Penonton Norwich berteriak. Pendukung tuan rumah terbisu.

Aku berlari ke pinggir penonton yang menyediakan tempat bagi pendukung Norwich. Saking gembiranya aku berlari berusaha memeluk penonton sebelum petugas keamanan stadion menghalauku. Pendukung setia Norwich tetap berteriak penuh kegembiraan.

Aku pun demikian. Kupejamkan mata dan bersyukur tiada tara. Stadion Ettihad yang megah ini menjadi milik Norwich. Aku terus mendengar teriakan penonton hingga suara penonton itu tidak terdengar lagi.

Aku membuka mata. Saat aku membukanya aku tekejut melihat kak Chita berdiri tepat didepanku.

Ia tak tersenyum .

Tatapannya tajam terasa menghakimi.

Simfoni biola di awal pertandingan kembali terdengar. Begitu indah melantun seakan mengiringi kata-kata yang akan diucapkan Kak Chita sebentar lagi.
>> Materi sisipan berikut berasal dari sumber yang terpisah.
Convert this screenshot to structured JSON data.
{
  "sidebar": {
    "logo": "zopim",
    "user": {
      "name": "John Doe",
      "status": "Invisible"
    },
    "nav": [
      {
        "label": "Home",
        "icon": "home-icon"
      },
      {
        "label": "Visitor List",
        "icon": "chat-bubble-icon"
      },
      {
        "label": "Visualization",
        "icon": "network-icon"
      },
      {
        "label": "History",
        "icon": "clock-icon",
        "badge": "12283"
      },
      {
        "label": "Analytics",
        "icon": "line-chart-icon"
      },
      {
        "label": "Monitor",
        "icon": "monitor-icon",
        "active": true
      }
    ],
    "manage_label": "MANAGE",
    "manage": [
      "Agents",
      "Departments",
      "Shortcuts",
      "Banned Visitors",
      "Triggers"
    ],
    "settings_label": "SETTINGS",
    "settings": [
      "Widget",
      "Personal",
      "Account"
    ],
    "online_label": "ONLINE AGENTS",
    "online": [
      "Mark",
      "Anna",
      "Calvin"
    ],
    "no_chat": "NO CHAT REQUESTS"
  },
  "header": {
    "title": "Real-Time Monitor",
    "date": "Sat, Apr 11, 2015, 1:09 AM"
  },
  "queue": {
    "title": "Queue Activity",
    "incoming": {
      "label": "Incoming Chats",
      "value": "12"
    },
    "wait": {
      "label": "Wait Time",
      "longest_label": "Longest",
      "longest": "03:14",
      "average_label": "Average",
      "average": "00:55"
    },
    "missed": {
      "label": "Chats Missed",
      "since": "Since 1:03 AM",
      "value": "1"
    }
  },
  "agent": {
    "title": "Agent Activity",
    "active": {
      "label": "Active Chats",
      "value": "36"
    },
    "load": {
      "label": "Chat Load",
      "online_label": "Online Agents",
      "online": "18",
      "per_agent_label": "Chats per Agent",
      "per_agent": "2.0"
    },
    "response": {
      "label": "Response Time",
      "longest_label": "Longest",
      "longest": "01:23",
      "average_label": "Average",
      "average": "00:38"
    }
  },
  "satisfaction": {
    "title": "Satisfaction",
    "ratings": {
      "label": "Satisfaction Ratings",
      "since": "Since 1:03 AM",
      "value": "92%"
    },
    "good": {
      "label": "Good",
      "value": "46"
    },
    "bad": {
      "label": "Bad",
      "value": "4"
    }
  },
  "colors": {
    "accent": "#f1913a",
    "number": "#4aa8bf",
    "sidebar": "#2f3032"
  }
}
” Budi!,” Kak Chita berujar ” Kamu bohong!,” katanya masih tanpa ekspresi dengan mata yang menudingku.

Ia melanjutkan, ” Kamu pembohong besar Budi! Katamu! ;

CINTAKU BUKANLAH CINTA BIASA

JIKA KAMU YANG MEMILIKI

DAN KAMU YANG TEMANIKU SEUMUR…… HIDUPKU

SEUMUR HIDUPKU

Kak Chita mengucapkan kalimat itu secara musikal lebih tepatnya sambil bernyanyi. Suaranya indah, sangat indah malah karena diiringi suara biola orchestra.

” Kamu pernah bilang Budi!,” Kak Chita kembali menudingku ” Bahwa cintamu itu…. ;

CINTAKU BUKANLAH CINTA BIASA

JIKA KAMU YANG MEMILIKI

DAN KAMU YANG TEMANIKU…. SEUMUR… HIDUPKU

SEUMUR HIDUPKU ”

Kak Chita tak henti menudingku dan seluruh stadion tampaknya mengaminkan tudingannya. Pemandangan ini menggoncang jiwaku. Pandangan mataku menghitam tak sanggup menahan kemunculan musikal tiba-tiba Conchita Caroline. Pemandangan di depan mataku mengabur, semuanya menghitam lalu….

” BRAAAAAAAAAAAAAAAKKKKKKK,” bunyi tubuhku sendiri yang terjatuh tak sadarkan diri di rumput Ettihad menjadi suara terakhir yang kuingat.